I love Germany. I have since I first started to learn their language. Germany is a prosperous and culturally rich land. They are known for many high quality products, probably most famous is there beer. It is a beverage that has held a stark position in their way of life since the countries start. In fact the earliest traces of beer are located in areas controlled by Germanic tribes. Beer is easy to purchase and cheap. Anyone can go and buy a beer for fifty cents off of any street store. Beer is also the keystone of the worldwide famous Oktoberfest. Truly Germany will stand as a haven for all the beer lovers on Earth. Or will it? Recent trends in the beer industry are showing a steady decrease in the beer brewing industry.
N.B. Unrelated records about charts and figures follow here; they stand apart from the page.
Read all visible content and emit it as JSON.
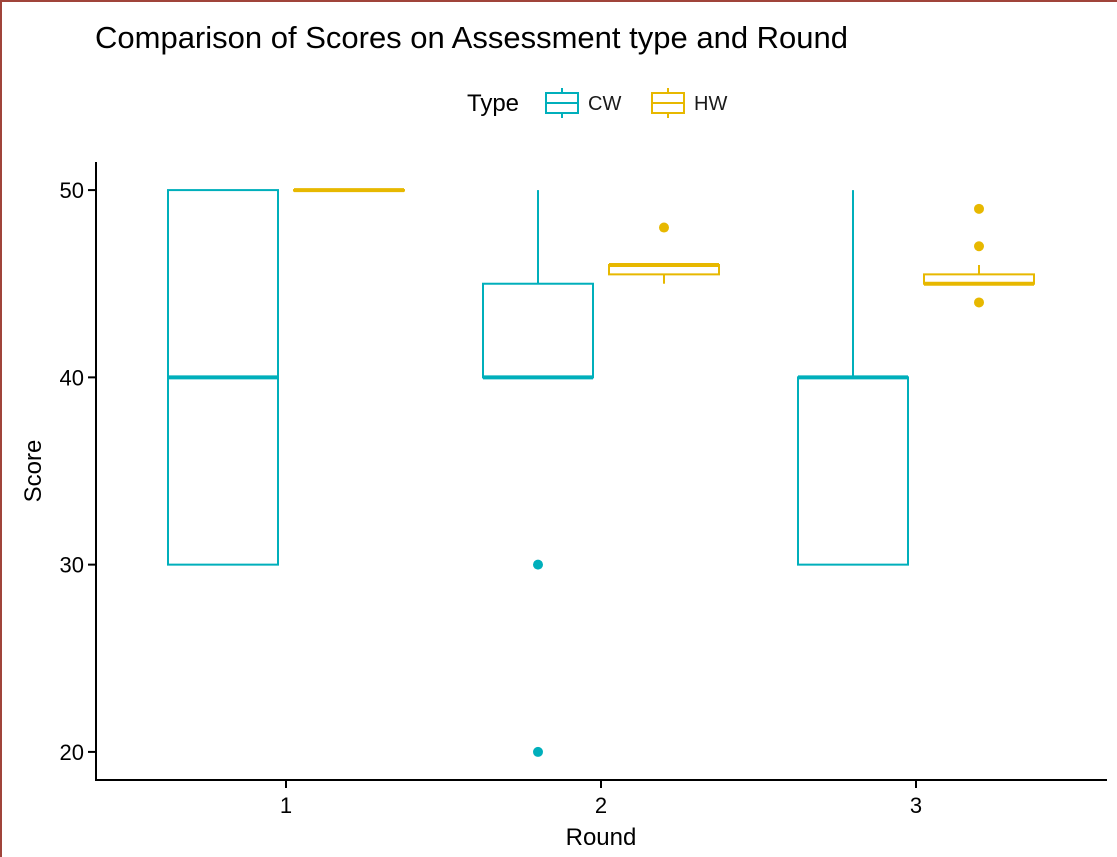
{
  "chart_data": {
    "type": "box",
    "title": "Comparison of Scores on Assessment type and Round",
    "xlabel": "Round",
    "ylabel": "Score",
    "categories": [
      "1",
      "2",
      "3"
    ],
    "ylim": [
      18.5,
      51.5
    ],
    "yticks": [
      20,
      30,
      40,
      50
    ],
    "grid": false,
    "legend": {
      "title": "Type",
      "position": "top"
    },
    "series": [
      {
        "name": "CW",
        "color": "#00afbb",
        "boxes": [
          {
            "category": "1",
            "min": 30,
            "q1": 30,
            "median": 40,
            "q3": 50,
            "max": 50,
            "outliers": []
          },
          {
            "category": "2",
            "min": 40,
            "q1": 40,
            "median": 40,
            "q3": 45,
            "max": 50,
            "outliers": [
              30,
              20
            ]
          },
          {
            "category": "3",
            "min": 30,
            "q1": 30,
            "median": 40,
            "q3": 40,
            "max": 50,
            "outliers": []
          }
        ]
      },
      {
        "name": "HW",
        "color": "#e7b800",
        "boxes": [
          {
            "category": "1",
            "min": 50,
            "q1": 50,
            "median": 50,
            "q3": 50,
            "max": 50,
            "outliers": []
          },
          {
            "category": "2",
            "min": 45,
            "q1": 45.5,
            "median": 46,
            "q3": 46,
            "max": 46,
            "outliers": [
              48
            ]
          },
          {
            "category": "3",
            "min": 45,
            "q1": 45,
            "median": 45,
            "q3": 45.5,
            "max": 46,
            "outliers": [
              49,
              47,
              44
            ]
          }
        ]
      }
    ]
  }
}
The fact is German beer is classic, it is the marquee of the good old days, it will never change. But people, the German people in particular are changing.
Statistical data shows that this decline is very real, and is not really going to cease. In the 1960’s there were twice as many breweries as there are today. This is a result of smaller breweries falling to the wayside or being bought out by larger more economically powerful industry leaders. There has been a slump in beer consumption in the past 25 years that has led to major price cutting. In result of this, incentive to produce the golden beverage has been cut to reasons of more cultural nature than profitability. Coupling this loss in profit, is higher production costs due to rises in energy prices and required resources. Germany’s beer association is now warning that “Beer is becoming an outdated product. It seems like the death of beer is inevitable. Still it hard to believe such a thing could possibly occur in a country with such a variety of songs celebrating the many brews.
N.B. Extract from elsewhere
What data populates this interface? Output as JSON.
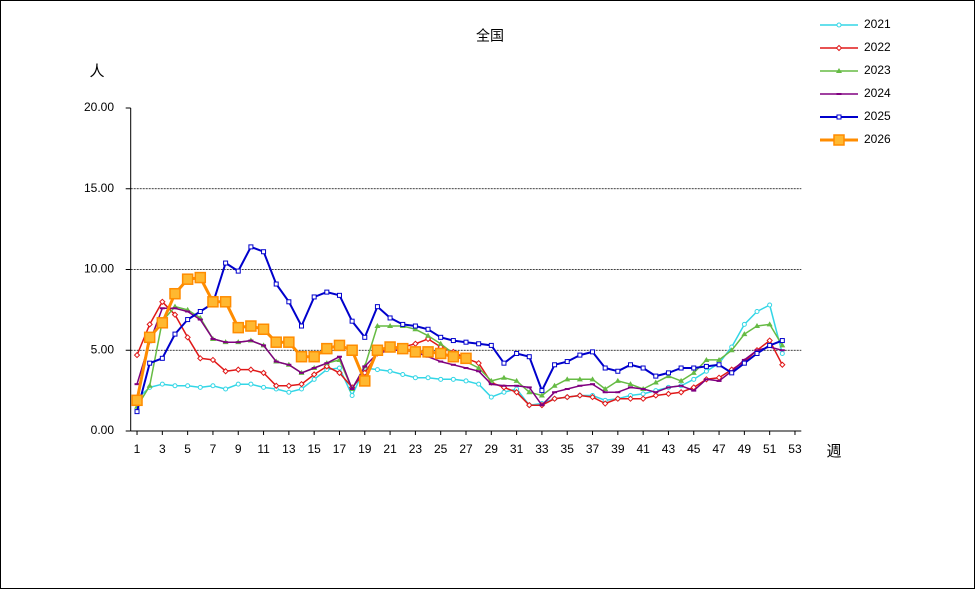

I think the strongest harbinger of beers end, is a newly thinking youth. So many cultural factors are at the root of this issue that economic issues of production cost seem minute. First off, beer is so common place now in their culture that it has been taken for granted for decades. Like I said you could simply buy a beer off the side of the street. And although you will find many elder folk in areas like Bavaria still cherishing a beer every morning beside their breakfast, young Germans are statistically spending their money on other beverages such as sprits and flavored drinks. And to top it all there has been a serious rise in health awareness against beer.
It’s time to talk about the classic aspect of German beer. It is in fact a law of regulation that German beer have specific qualities that enable it to remain in the same iconic brew. Decades ago brew makers where rich and prosperous, but because of regulations failed to branch out to making flavored beers. This law is called the Reinheitsgebot, or “purity law” and is one of the oldest consumer regulations in existence. While many people worldwide praise the lasting style that German beer holds, it is nearly impossible to obtain German beer in many parts of the world. It is a major loss of potential profit internationally, and part of this is that there isn’t a single recognized German brand.
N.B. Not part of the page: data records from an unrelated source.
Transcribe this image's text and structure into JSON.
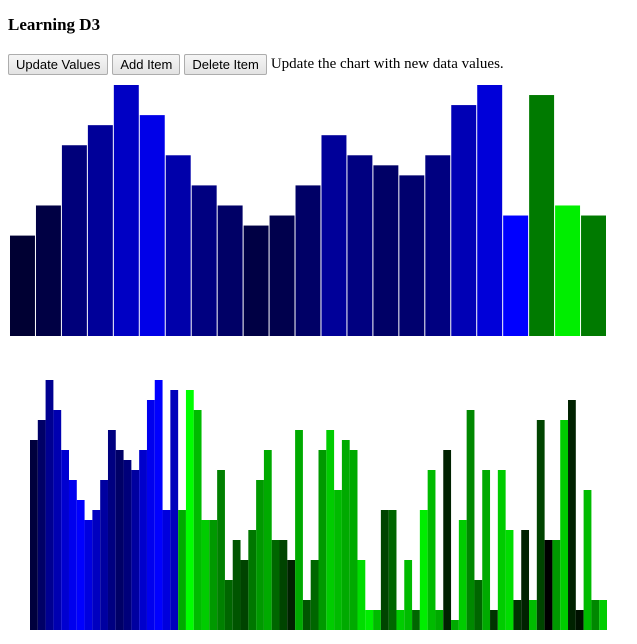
{
  "page": {
    "title": "Learning D3"
  },
  "controls": {
    "update_label": "Update Values",
    "add_label": "Add Item",
    "delete_label": "Delete Item",
    "hint": "Update the chart with new data values."
  },
  "chart_data": [
    {
      "type": "bar",
      "title": "",
      "xlabel": "",
      "ylabel": "",
      "ylim": [
        0,
        25
      ],
      "values": [
        10,
        13,
        19,
        21,
        25,
        22,
        18,
        15,
        13,
        11,
        12,
        15,
        20,
        18,
        17,
        16,
        18,
        23,
        25,
        12,
        24,
        13,
        12
      ],
      "colors": [
        "#000033",
        "#000044",
        "#00007a",
        "#000099",
        "#0000c4",
        "#0000e8",
        "#0000aa",
        "#000080",
        "#000066",
        "#000044",
        "#00004d",
        "#000066",
        "#000099",
        "#000080",
        "#000066",
        "#00006e",
        "#000080",
        "#0000b5",
        "#0000d9",
        "#0000ff",
        "#007a00",
        "#00ee00",
        "#007a00"
      ]
    },
    {
      "type": "bar",
      "title": "",
      "xlabel": "",
      "ylabel": "",
      "ylim": [
        0,
        25
      ],
      "values": [
        19,
        21,
        25,
        22,
        18,
        15,
        13,
        11,
        12,
        15,
        20,
        18,
        17,
        16,
        18,
        23,
        25,
        12,
        24,
        12,
        24,
        22,
        11,
        11,
        16,
        5,
        9,
        7,
        10,
        15,
        18,
        9,
        9,
        7,
        20,
        3,
        7,
        18,
        20,
        14,
        19,
        18,
        7,
        2,
        2,
        12,
        12,
        2,
        7,
        2,
        12,
        16,
        2,
        18,
        1,
        11,
        22,
        5,
        16,
        2,
        16,
        10,
        3,
        10,
        3,
        21,
        9,
        9,
        21,
        23,
        2,
        14,
        3,
        3
      ],
      "colors": [
        "#00003d",
        "#000066",
        "#000090",
        "#0000b0",
        "#0000d0",
        "#0000ee",
        "#0000ff",
        "#0000e0",
        "#0000c0",
        "#0000a0",
        "#000080",
        "#000066",
        "#00007a",
        "#0000a0",
        "#0000cc",
        "#0000ee",
        "#0000ff",
        "#0000dd",
        "#0000bb",
        "#00aa00",
        "#00ff00",
        "#00bb00",
        "#00cc00",
        "#009900",
        "#008000",
        "#006600",
        "#005500",
        "#004400",
        "#007700",
        "#009900",
        "#00aa00",
        "#006600",
        "#004400",
        "#002200",
        "#00aa00",
        "#005500",
        "#006600",
        "#009900",
        "#00cc00",
        "#00bb00",
        "#00aa00",
        "#00aa00",
        "#00dd00",
        "#00ee00",
        "#00bb00",
        "#004400",
        "#006600",
        "#00cc00",
        "#00bb00",
        "#006600",
        "#00ee00",
        "#00bb00",
        "#00aa00",
        "#002200",
        "#00aa00",
        "#00cc00",
        "#008800",
        "#006600",
        "#00aa00",
        "#003300",
        "#00cc00",
        "#00dd00",
        "#003300",
        "#002200",
        "#00bb00",
        "#004400",
        "#000000",
        "#009900",
        "#00cc00",
        "#002200",
        "#001100",
        "#00bb00",
        "#008800",
        "#00cc00"
      ]
    }
  ]
}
The beer industry accounts for 1.5% of Europe’s largest economy’s GDP. Needless to say this decrease in profit forecasts critical harm to the German economy in whole. Whether you are a German enthusiast like myself, or a genuine beer lover, you are probably asking if there is any way to rescue the crippled brewing industry. All I can say is where there is a will there is a way. I would be curious to what y’all think Germany can do to salvage this situation. From my research I have compiled a few strategies to this avail. One method is for any one of the many varying brands to accrue a global following. This will allow for an international export and wider availability. Another means is to use the fact that purity is legally guaranteed to increase prices. The issue being of course that Germans are very price sensitive. And as well it is most important for the government to step in and help the industry. Education about beer will ultimately and undoubtedly re-spark interest in the heritage that comes with a fine German brew. The first step to any crisis is admitting you have a crisis on your hands. As I suggested in my last article Germany is changing internationally. It is becoming more involved in world events. With the right influences, it could be swayed into taking a supportive stance of the many businesses and corporations it is responsible for.